Frequently Asked Questions
My car broke down. How do I get help?
There are white poles every 50m along the sidestrip. Each one carries a small black triangle which points stranded drivers in the direction of the next emergency phone. The phones are painted orange and won't be any further than a kilometre away. Lift the cover and wait for the operator to talk to you. If you are an AA member, call for help from its German affiliate, the ADAC3.
I am stuck in a stau. What should I do?
Move your car to one side of the lane in order to give firefighters, police and wrecking services a chance to reach the starting point of the stau from behind. Use your rearview mirror before opening any doors, unless you want to loose the door, or a major limb, to a motorcycle or ambulance as it speeds past between the lanes.

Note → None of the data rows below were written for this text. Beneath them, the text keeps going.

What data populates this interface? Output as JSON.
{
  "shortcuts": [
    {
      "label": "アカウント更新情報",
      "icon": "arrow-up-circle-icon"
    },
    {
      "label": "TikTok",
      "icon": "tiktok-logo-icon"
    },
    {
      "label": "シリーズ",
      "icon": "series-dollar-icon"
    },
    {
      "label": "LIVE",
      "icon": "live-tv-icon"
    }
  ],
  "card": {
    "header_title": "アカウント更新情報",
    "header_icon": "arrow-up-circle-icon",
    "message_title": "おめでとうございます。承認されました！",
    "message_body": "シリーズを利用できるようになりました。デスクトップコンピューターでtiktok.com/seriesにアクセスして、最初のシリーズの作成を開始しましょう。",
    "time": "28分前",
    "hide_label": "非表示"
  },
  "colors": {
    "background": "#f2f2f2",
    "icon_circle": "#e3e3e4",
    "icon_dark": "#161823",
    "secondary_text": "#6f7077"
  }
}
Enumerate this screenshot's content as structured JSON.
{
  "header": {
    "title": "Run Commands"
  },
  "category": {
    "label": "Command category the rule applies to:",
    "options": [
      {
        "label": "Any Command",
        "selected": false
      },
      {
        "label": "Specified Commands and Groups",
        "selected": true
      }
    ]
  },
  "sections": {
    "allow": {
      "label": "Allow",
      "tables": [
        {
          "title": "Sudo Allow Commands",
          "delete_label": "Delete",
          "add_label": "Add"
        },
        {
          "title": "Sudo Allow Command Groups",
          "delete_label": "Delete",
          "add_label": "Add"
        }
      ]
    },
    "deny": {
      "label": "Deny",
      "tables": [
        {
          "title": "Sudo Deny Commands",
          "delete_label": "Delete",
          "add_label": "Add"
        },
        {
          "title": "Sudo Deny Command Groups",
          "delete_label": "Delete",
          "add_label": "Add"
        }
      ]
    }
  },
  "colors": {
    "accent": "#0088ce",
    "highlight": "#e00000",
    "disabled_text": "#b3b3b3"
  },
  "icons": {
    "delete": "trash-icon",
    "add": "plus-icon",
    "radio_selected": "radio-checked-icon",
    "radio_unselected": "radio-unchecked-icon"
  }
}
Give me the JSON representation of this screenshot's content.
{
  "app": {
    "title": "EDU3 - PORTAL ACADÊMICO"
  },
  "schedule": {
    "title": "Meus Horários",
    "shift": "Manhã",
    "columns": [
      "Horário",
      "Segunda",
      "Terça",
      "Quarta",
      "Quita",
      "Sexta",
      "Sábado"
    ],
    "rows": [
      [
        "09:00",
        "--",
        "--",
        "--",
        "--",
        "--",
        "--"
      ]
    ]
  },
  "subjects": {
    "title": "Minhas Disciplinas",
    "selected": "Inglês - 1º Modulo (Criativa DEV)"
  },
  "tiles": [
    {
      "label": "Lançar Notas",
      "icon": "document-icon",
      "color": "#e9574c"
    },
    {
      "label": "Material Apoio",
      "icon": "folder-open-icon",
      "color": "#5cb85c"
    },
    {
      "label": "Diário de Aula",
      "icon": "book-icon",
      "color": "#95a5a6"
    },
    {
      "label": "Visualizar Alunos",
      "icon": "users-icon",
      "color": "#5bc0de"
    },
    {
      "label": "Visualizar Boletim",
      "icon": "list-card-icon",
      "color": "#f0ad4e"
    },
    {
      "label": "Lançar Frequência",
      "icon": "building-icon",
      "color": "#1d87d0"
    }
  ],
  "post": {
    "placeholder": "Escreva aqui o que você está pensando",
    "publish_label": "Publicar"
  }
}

In summer, staus are an excellent opportunity to top up a sun tan. On rainy days, it is a good idea to have a deck of cards at hand to while away the time.
Help, I don't know where I am...
If you cannot tell east from west by correlating the time of day with the Sun's position, look out for Dutch or Danish number plates. These cars are either northbound or southbound, depending on whether the drivers inside are at the beginning of their holidays, or at the end. If you cannot spot any of them, you are obviously on an even-numbered autobahn, stretching from east to west. As a back-up means, look out for one of the traffic counting devices which are suspended from the middle support of almost every bridge. They are equipped with solar panels, and, since Germany is located in the northern hemisphere, solar panels point to the south.
Oops, I missed the ausfahrt. What shall I do now?
Do not stop and under no circumstances should you reverse along the autobahn or turn around. Otherwise you will meet some extremely unfriendly people, or worse, some German undertakers. Drive on to the next exit or to an autobahn intersection of the 'clover leaf' type; whichever comes first. On the latter one, take the second choice on offer, then the first choice. This rule takes you through two pieces of the clover leaf and gets you into the opposite direction.
OK, but how do I know there is a clover leaf ahead, rather than a 'triangle' intersection?
Good question. Do not rely on intersection names written on signs. You might read AnyName-Kreuz (with Kreuz meaning 'cross' and Dreieck meaning 'triangle'), but find a triangle thereafter. This is because the sign has been put up according to some plans for the future, and not according to actual fact. Instead, count the number of choices you get. Having three choices means that there is a clover leaf ahead.